Learning from the Migration

Here are few details that I learned from the migration.

  1. You must set your React files into app folder. At work, I was using pages folder but it was not working. I had to move all my files into app folder to make it work with SSG.
  2. You must use the new routing with folder and file. The old way of using file name with the dynamic part, like [slug].tsx does not work. Instead, use [slug]/page.tsx.
  3. Use generateStaticParams to generate the static page and fetch inside your component. Most documentation uses getStaticProps and getStaticPaths. The current NextJS documentation also has a dedicated page for these two functions.
  4. Gatsby uses GraphQL -- it's overkill. Directly use the file system (FS) to fetch your data. It's faster and simpler.
  5. Cache your markdown files. The reason is that the generateStaticParams will return an array of the static page to generate. For example, generateStaticParams reads your markdown directory, then returns all the file names that the page component receives. The component opens the markdown file and parses it. If you have 1000 files, it will open 1000 files. Instead, open the file once and cache the result. It's faster and has less IO.
  6. I ended up using next-mdx-remote/rsc. The /rsc is important! The server side rendering must use the version in this package.
  7. Most examples tell you to fetch inside your page component. You can call fs to open the markdown file.
  8. The generateStaticParams returns must only return an array of key-value where the key is the dynamic part of the URL (the folder). For example, if you have a file in [slug]/pages.tsx, the generateStaticParams should return an array of objects with a slug key.
  9. The ecosystem has many ways to read the Markdown. I found the easiest way is to use next-mdx-remote. However, it requires few specfic configurations like using the compileMDX function and rehypePrettyCode plugin to get the code highlight working.
  10. The code highlight is not working out of the box. The single tick was causing the issues; the color was working on dev but not on the build. Before settling on rehypePrettyCode, there was a server-side issue because some alternatives use client-side rendering. Half of my time in the migration was on the code highlight.
  11. I used next-mdx-remote/serialize to read the date from the Markdown because it was part of the next-mds-remote package. But, I also needed to use compileMDX because I had custom components, and one generated React while the other needed to use the MDXRemote React component with a source. I wouldn't say I like using two functions to read the Markdown as it doubles the processing time, but so far, it's the only way I found to read the date from the markdown file.
  12. Having line numbers require CSS works event with rehypePrettyCode
  13. Single tick requires additional CSS, otherwise the CSS added for rehypePrettyCode adds the line number for inline code.
  14. You must specify in the next.config.msj the output: "export". The configuration generates HTML, JS and CSS static files into a single folder.
  15. You must specify the assets outside your application in the next.config.msj.
  16. You must specify the image as unoptimized into the next.config.msj.

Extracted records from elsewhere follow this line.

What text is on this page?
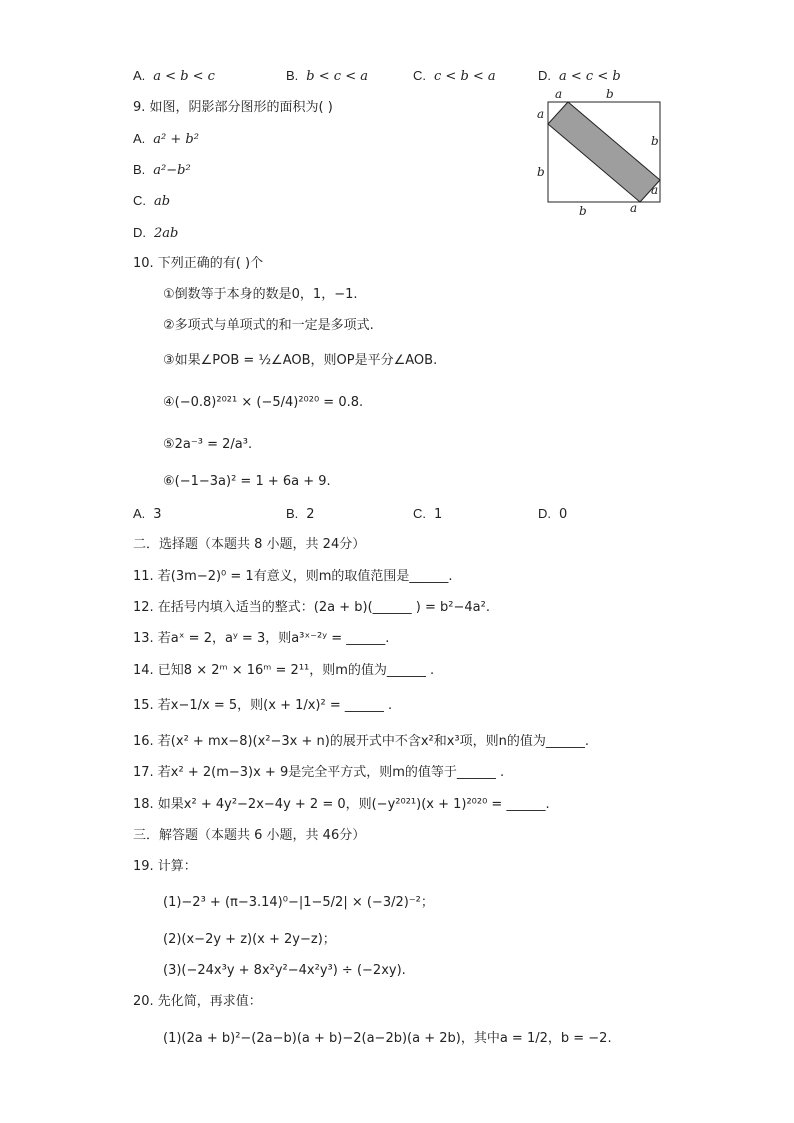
A. a < b < c	B. b < c < a	C. c < b < a	D. a < c < b
9. 如图，阴影部分图形的面积为( )
A. a² + b²
B. a²−b²
C. ab
D. 2ab
a	b
a
b
b
a
b	a
10. 下列正确的有( )个
①倒数等于本身的数是0，1，−1.
②多项式与单项式的和一定是多项式.
③如果∠POB = ½∠AOB，则OP是平分∠AOB.
④(−0.8)²⁰²¹ × (−5/4)²⁰²⁰ = 0.8.
⑤2a⁻³ = 2/a³.
⑥(−1−3a)² = 1 + 6a + 9.
A. 3	B. 2	C. 1	D. 0
二．选择题（本题共 8 小题，共 24分）
11. 若(3m−2)⁰ = 1有意义，则m的取值范围是______.
12. 在括号内填入适当的整式：(2a + b)(______ ) = b²−4a².
13. 若aˣ = 2，aʸ = 3，则a³ˣ⁻²ʸ = ______.
14. 已知8 × 2ᵐ × 16ᵐ = 2¹¹，则m的值为______ .
15. 若x−1/x = 5，则(x + 1/x)² = ______ .
16. 若(x² + mx−8)(x²−3x + n)的展开式中不含x²和x³项，则n的值为______.
17. 若x² + 2(m−3)x + 9是完全平方式，则m的值等于______ .
18. 如果x² + 4y²−2x−4y + 2 = 0，则(−y²⁰²¹)(x + 1)²⁰²⁰ = ______.
三．解答题（本题共 6 小题，共 46分）
19. 计算：
(1)−2³ + (π−3.14)⁰−|1−5/2| × (−3/2)⁻²；
(2)(x−2y + z)(x + 2y−z)；
(3)(−24x³y + 8x²y²−4x²y³) ÷ (−2xy).
20. 先化简，再求值：
(1)(2a + b)²−(2a−b)(a + b)−2(a−2b)(a + 2b)，其中a = 1/2，b = −2.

In a future blog post, I'll write about the specifics of NextJS using the MDX file. Once you know the configuration, the experience is excellent. There are a lot of pitfalls along the road, but so far, I am happy to be leaving Gatsby behind and moving toward NextJS. Oh, and for the curious, the Github action that generated the site went from 6 minutes 19 seconds to 1 minutes 33 seconds -- a time reduction of 73%.